As I have mentioned before, our guide Dylan was a walking encyclopedia of all things Mozambique!!! He would happily stop for trees, flowers and everything in between!!
On our first day out, he pointed to the damage to one of the trees ……
He told us that this was done by Porcupines and that some substance in the tree gets into the porcupine’s bloodstream and protects it from ticks and fleas. Isn’t that amazing!!!
I don’t remember the name of this particular tree variety but the look of the tree is astounding….
When we were in the swamp areas, we were surrounded by white-barked Fever Trees……
These trees got their name from the explorers who came thru the area. They would sleep under the trees at night and when many of them caught a fever, they thought that it was the tree that was causing the disease. In reality, it was probably a form of Malaria and was being caused by the mosquitos that lived in the trees.
We passed many of these multi-trunked trees……
….and learned that they were a type of Torchwood. These trees got their name because the leaves have a cotton-type fiber at one end and it can be lit and will burn like a lamp or torch.
Dylan ground to a stop so that I could photograph a dead African Blackwood Tree.
From a distance, it doesn’t look like much. After a quick close-up look at the tree, I called for Michael to join me and we spent at least 10 minutes examining the bark and admiring this gorgeous tree.
The wood from these trees is often used to make the black keys on pianos.
We passed numerous Palm trees with soft leaves….
The leaves are used to make shower mats and other household objects. And, as a matter of fact, they were used to make “hats” for the outdoor lights in Mungari camp…..
As we were walking around the tree, Dylan warned us to avoid the HUGE thorns that are the base of each leaf…..
At this stage, he started talking about the termite mounds that we have seen everywhere……
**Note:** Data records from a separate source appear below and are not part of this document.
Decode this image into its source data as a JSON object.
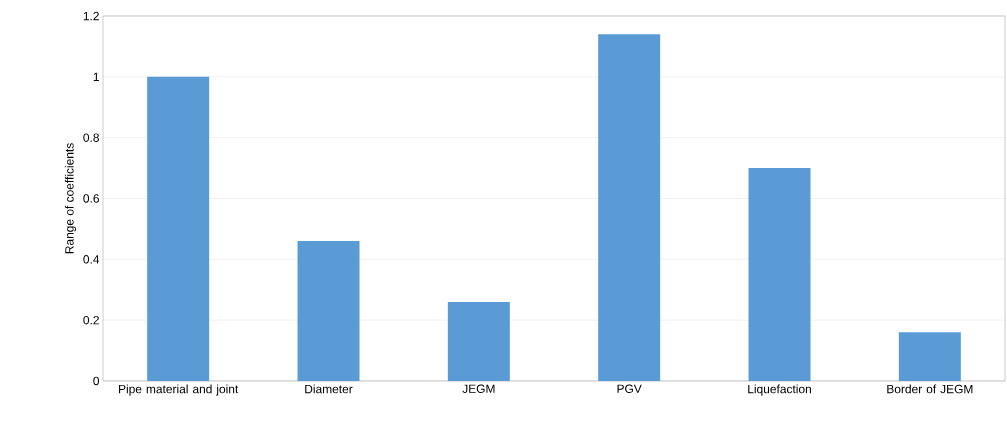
{
  "chart_data": {
    "type": "bar",
    "ylabel": "Range of coefficients",
    "categories": [
      "Pipe material and joint",
      "Diameter",
      "JEGM",
      "PGV",
      "Liquefaction",
      "Border of JEGM"
    ],
    "values": [
      1.0,
      0.46,
      0.26,
      1.14,
      0.7,
      0.16
    ],
    "color": "#5b9bd5",
    "ylim": [
      0,
      1.2
    ],
    "yticks": [
      0,
      0.2,
      0.4,
      0.6,
      0.8,
      1,
      1.2
    ],
    "grid": "y"
  }
}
He said that they are often associated with one of the palm trees and you can see the tree peeking out from behind this mound!! These termites are NOT wood eaters. They take plant material into the nest and grow a fungus on the plant matter. Then, they eat the fungus!! So they are harvesters and are not destructive to the areas and won’t even harm the trees that they grow around!!
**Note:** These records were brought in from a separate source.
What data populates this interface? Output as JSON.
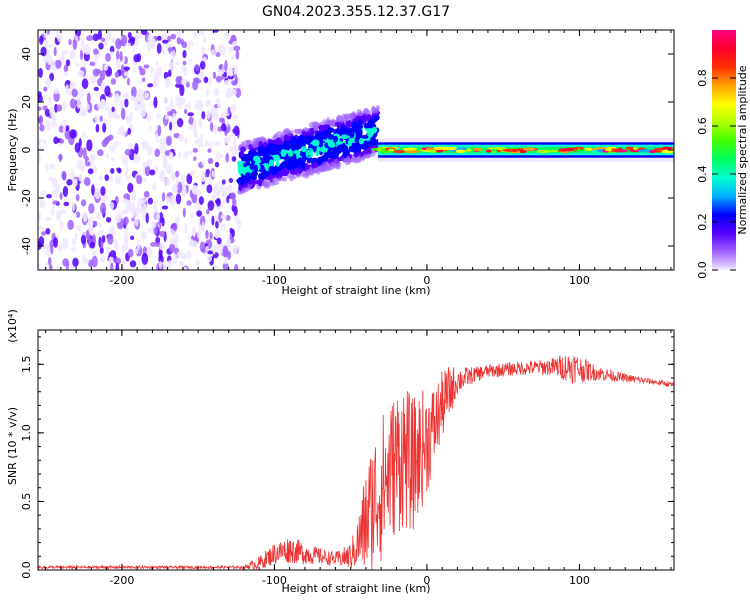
{
  "page_title": "GN04.2023.355.12.37.G17",
  "colorbar": {
    "label": "Normalized spectral amplitude",
    "ticks": [
      "0.0",
      "0.2",
      "0.4",
      "0.6",
      "0.8"
    ],
    "tick_values": [
      0.0,
      0.2,
      0.4,
      0.6,
      0.8
    ],
    "range": [
      0,
      1
    ],
    "colormap": [
      "#f0e8ff",
      "#a060ff",
      "#5500ff",
      "#0000ff",
      "#00b0ff",
      "#00ffd0",
      "#00ff60",
      "#40ff00",
      "#b0ff00",
      "#ffff00",
      "#ffa000",
      "#ff3000",
      "#ff0030",
      "#ff0080"
    ]
  },
  "chart_data": [
    {
      "type": "heatmap",
      "title": "GN04.2023.355.12.37.G17",
      "xlabel": "Height of straight line (km)",
      "ylabel": "Frequency (Hz)",
      "xlim": [
        -255,
        162
      ],
      "ylim": [
        -50,
        50
      ],
      "xticks": [
        -200,
        -100,
        0,
        100
      ],
      "xtick_labels": [
        "-200",
        "-100",
        "0",
        "100"
      ],
      "yticks": [
        -40,
        -20,
        0,
        20,
        40
      ],
      "ytick_labels": [
        "-40",
        "-20",
        "0",
        "20",
        "40"
      ],
      "grid": false,
      "regions": [
        {
          "x_range": [
            -255,
            -123
          ],
          "freq_range": [
            -50,
            50
          ],
          "amplitude": [
            0.0,
            0.15
          ],
          "note": "scattered noise"
        },
        {
          "x_range": [
            -123,
            -32
          ],
          "freq_center_start": -8,
          "freq_center_end": 8,
          "amplitude": [
            0.1,
            0.4
          ],
          "note": "diffuse ascending band"
        },
        {
          "x_range": [
            -32,
            162
          ],
          "freq_center": 0,
          "amplitude": [
            0.3,
            1.0
          ],
          "note": "narrow band at 0 Hz"
        }
      ]
    },
    {
      "type": "line",
      "xlabel": "Height of straight line (km)",
      "ylabel": "SNR (10 * v/v)",
      "y_multiplier": "(x10⁴)",
      "xlim": [
        -255,
        162
      ],
      "ylim": [
        0,
        1.75
      ],
      "xticks": [
        -200,
        -100,
        0,
        100
      ],
      "xtick_labels": [
        "-200",
        "-100",
        "0",
        "100"
      ],
      "yticks": [
        0.0,
        0.5,
        1.0,
        1.5
      ],
      "ytick_labels": [
        "0.0",
        "0.5",
        "1.0",
        "1.5"
      ],
      "color": "#ee3333",
      "grid": false,
      "series": [
        {
          "x": [
            -255,
            -200,
            -150,
            -120,
            -110,
            -100,
            -90,
            -80,
            -70,
            -60,
            -50,
            -45,
            -40,
            -35,
            -30,
            -25,
            -20,
            -15,
            -10,
            -5,
            0,
            5,
            10,
            15,
            20,
            30,
            40,
            60,
            80,
            95,
            110,
            130,
            150,
            162
          ],
          "y": [
            0.02,
            0.02,
            0.02,
            0.02,
            0.05,
            0.12,
            0.15,
            0.12,
            0.1,
            0.08,
            0.1,
            0.2,
            0.35,
            0.5,
            0.6,
            0.7,
            0.8,
            0.85,
            0.75,
            0.85,
            0.95,
            1.05,
            1.2,
            1.3,
            1.38,
            1.42,
            1.45,
            1.47,
            1.48,
            1.48,
            1.44,
            1.4,
            1.37,
            1.35
          ],
          "noise": [
            0.01,
            0.01,
            0.01,
            0.01,
            0.05,
            0.08,
            0.1,
            0.08,
            0.06,
            0.05,
            0.1,
            0.2,
            0.4,
            0.5,
            0.55,
            0.5,
            0.55,
            0.55,
            0.5,
            0.45,
            0.4,
            0.3,
            0.25,
            0.2,
            0.1,
            0.06,
            0.05,
            0.05,
            0.06,
            0.12,
            0.06,
            0.03,
            0.02,
            0.02
          ]
        }
      ]
    }
  ]
}
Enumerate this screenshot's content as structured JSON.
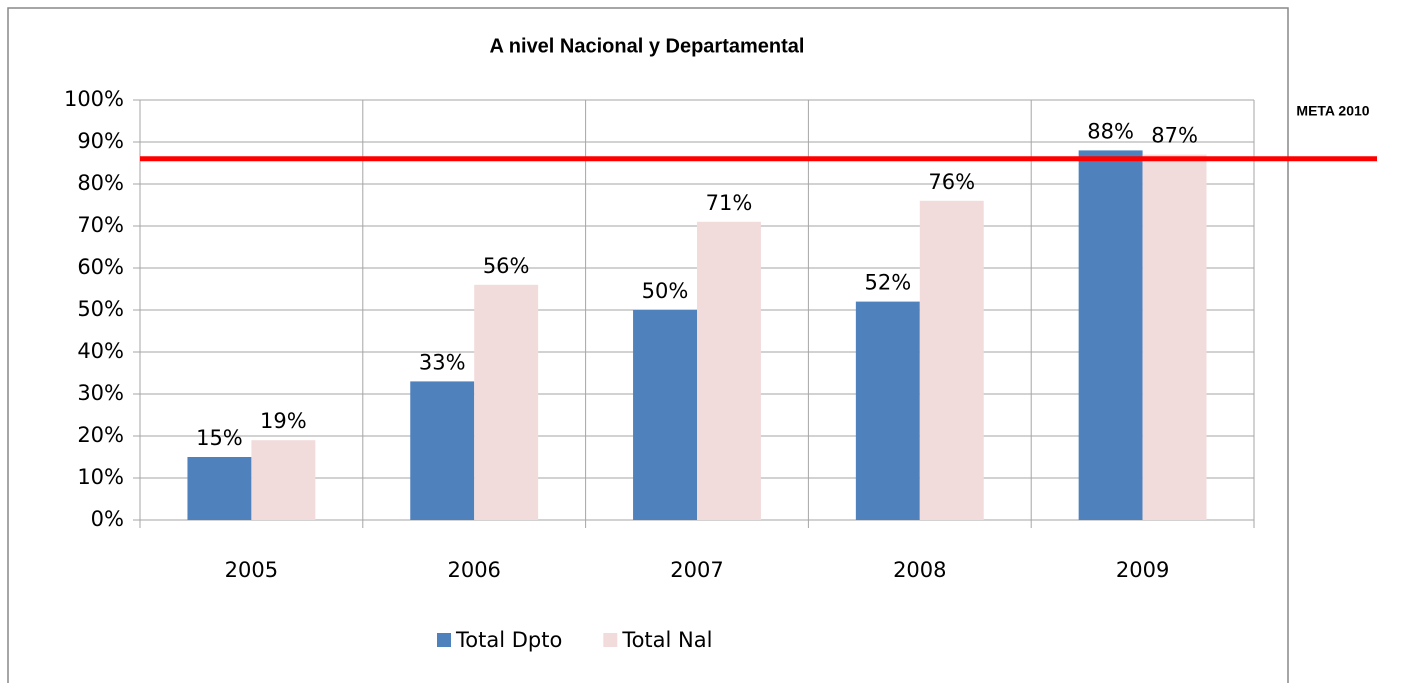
{
  "chart_data": {
    "type": "bar",
    "title": "A nivel Nacional y Departamental",
    "categories": [
      "2005",
      "2006",
      "2007",
      "2008",
      "2009"
    ],
    "series": [
      {
        "name": "Total Dpto",
        "color": "#4f81bd",
        "values": [
          15,
          33,
          50,
          52,
          88
        ],
        "value_labels": [
          "15%",
          "33%",
          "50%",
          "52%",
          "88%"
        ]
      },
      {
        "name": "Total Nal",
        "color": "#f2dcdb",
        "values": [
          19,
          56,
          71,
          76,
          87
        ],
        "value_labels": [
          "19%",
          "56%",
          "71%",
          "76%",
          "87%"
        ]
      }
    ],
    "ylim": [
      0,
      100
    ],
    "yticks": [
      {
        "value": 0,
        "label": "0%"
      },
      {
        "value": 10,
        "label": "10%"
      },
      {
        "value": 20,
        "label": "20%"
      },
      {
        "value": 30,
        "label": "30%"
      },
      {
        "value": 40,
        "label": "40%"
      },
      {
        "value": 50,
        "label": "50%"
      },
      {
        "value": 60,
        "label": "60%"
      },
      {
        "value": 70,
        "label": "70%"
      },
      {
        "value": 80,
        "label": "80%"
      },
      {
        "value": 90,
        "label": "90%"
      },
      {
        "value": 100,
        "label": "100%"
      }
    ],
    "grid": true,
    "legend": "bottom",
    "target": {
      "label": "META 2010",
      "value": 86,
      "color": "#ff0000"
    }
  }
}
The mounds are intricate structures and much like an iceberg, only 1/3 of the mound is visible with the other 2/3rds below ground.
The mounds are also temperature controlled!! The framework contains pores that can be opened or closed depending on where the sun is or where the prevailing wind is coming from. The temperature change can be as great as 10 degrees Fahrenheit.
Also, the mounds have a symbiotic relationship with the trees…..the trees feed off of the nitrogen that the mound produces!!
But, my favorite tree memory is from the Pod Mahogany tree. When we were stopped one afternoon, he reached down and picked up a black, kidney-shaped object. He then took a hatchet and started chopping it to get it open. Enjoy the video……
As you can tell from Michael’s and my exclamations, we were VERY surprised to see the seeds inside the pod, and even more surprised when we learned that they contain traces of Cyanide!!
Aren’t they the most AMAZING color?
Dylan told us that the Silvery Cheeked Hornbill eats these seeds but, since they don’t have a hatchet handy, I can’t imagine how they actually break into them.
Come back tomorrow for a look at some of the flowers and foliage!!
3 thoughts on “The Trees of Marromeu Complex”
Frances. I love the study of your trees. Trees are one of my favorite things. Does Dyan speak English? His knowledge is amazing. Did you get a photo of the mahogany tree? and is the same tree that is used to make furniture. My father worked in furniture and knew alot about wood. I gues that is where I get my interest in trees Jodie
Hey Jodi. Yes, Dylan is South African and spoke wonderful English!! I didn’t get a photo of a mahogany tree!! In another life I would love to do some wood turning!!!